My memories of Saturday night are dreamlike and muddled, and still – even this late in the game - dripping back into my head. I got to a house party at around midnight. And after that, I'm remember these things happening:
- Sitting on the stairs while a slightly distressed looking girl told me over and over again about the time she saw a UFO. "It looked very much like a black binbag, but it was flying above the height that black binbags can fly – and it was moving with real purpose."
- Telling all and sundry that Rachel Steven's Sweet Dreams My LA-Ex was "the best pop song of the past ten years"
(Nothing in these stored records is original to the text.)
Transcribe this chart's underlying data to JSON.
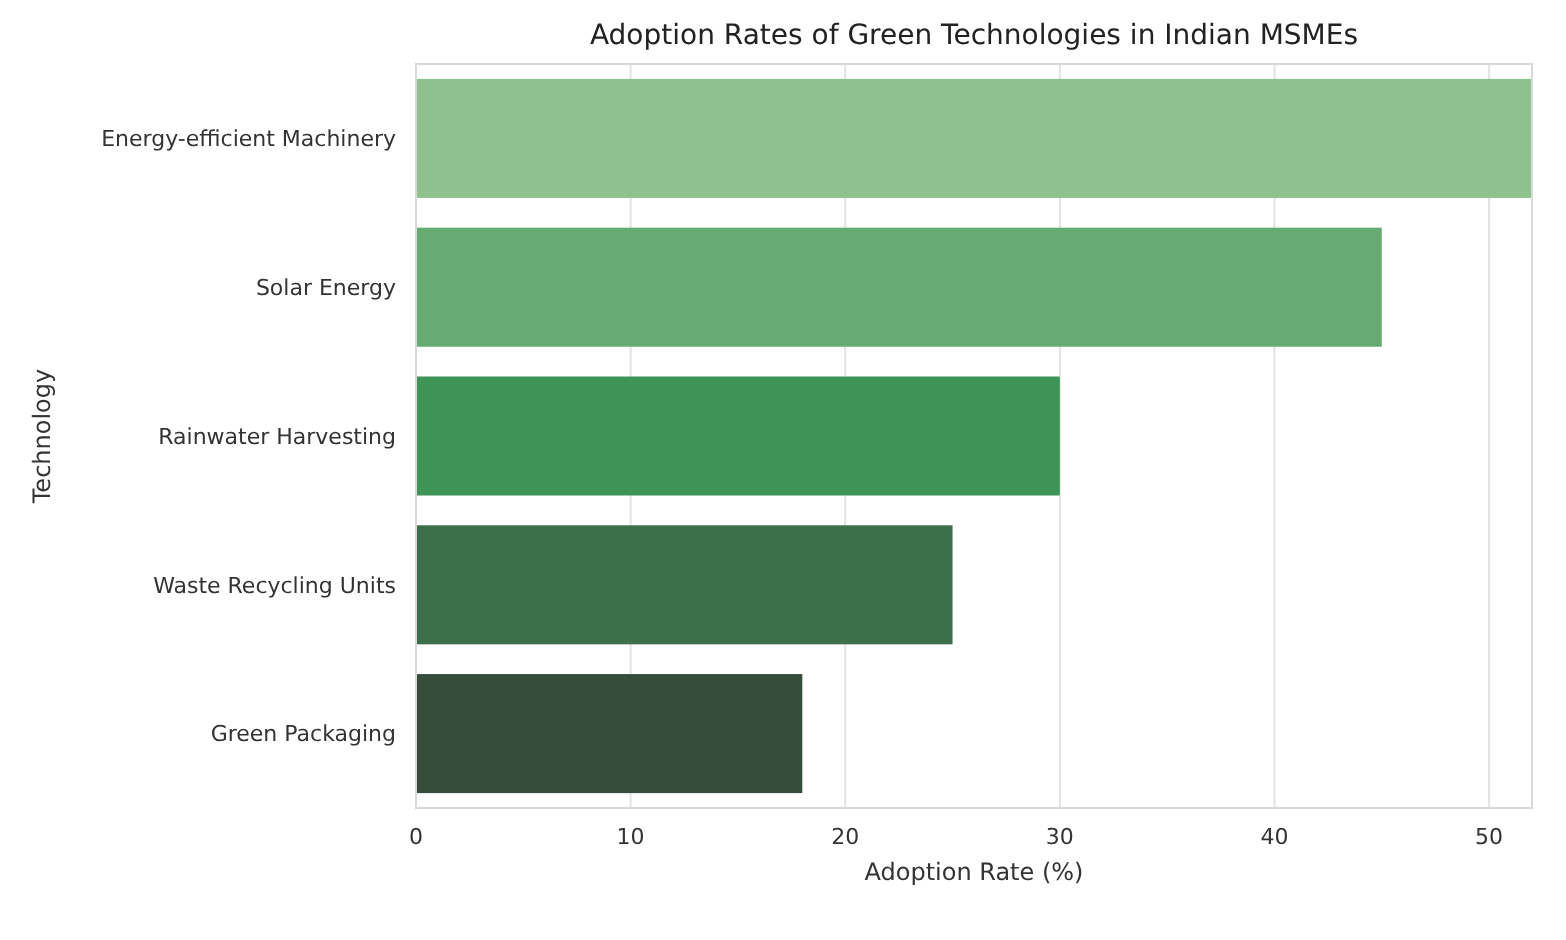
{
  "chart_data": {
    "type": "bar",
    "orientation": "horizontal",
    "title": "Adoption Rates of Green Technologies in Indian MSMEs",
    "xlabel": "Adoption Rate (%)",
    "ylabel": "Technology",
    "categories": [
      "Energy-efficient Machinery",
      "Solar Energy",
      "Rainwater Harvesting",
      "Waste Recycling Units",
      "Green Packaging"
    ],
    "values": [
      52,
      45,
      30,
      25,
      18
    ],
    "colors": [
      "#8fc18e",
      "#66ab72",
      "#3e9457",
      "#3d6f4a",
      "#374d3c"
    ],
    "xlim": [
      0,
      52
    ],
    "xticks": [
      0,
      10,
      20,
      30,
      40,
      50
    ],
    "grid": "x"
  }
}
- Asking a bespectacled hippy what 'life story version B' was and being told he worked for the cheese mafia in Switzerland. Asking if he was Swiss. "No, I'm Australian." Then telling him that I didn't like Australians
- Lying on Chris's bed listening to songs from Tamil movies and smoking Royals
- Shouting about the special fuchsia t-shirt range
- The whole house party stopping for two New Zealanders to do the Haka in the centre of the lounge
- Getting home around 3.30am and finding the front door of our house wide open
- Eating a pork pie and switching on the TV to see John McCririck lying in bed drinking champagne and being berated by Edwina Currie
Actually, scratch that last one, it seems far too unlikely. But what's going on? Whenever I go out properly these days, I have nights that turn weird. It's great! Here's one. And here's another (from an email to housemate Jamie):
My Akira the Don interview all went a bit gonzo, and turned into a surreal Shoreditch drinking session. I can remember joining him behind the decks to tell him that Meatloaf's Bat out of Hell made me cry once, and some girl asking me what my star-sign was, and a band whose singer looked like Garth Marenghi, and the guy who ran the record label drawling "there's free tequila at the bar". Oh, and someone smacking me with some mini bondage whip as I left. But there's still much haziness. And Akira kept introducing me to people as 'William' because I’d said I had a special affinity to the Smiths' song William, It Was Really Nothing.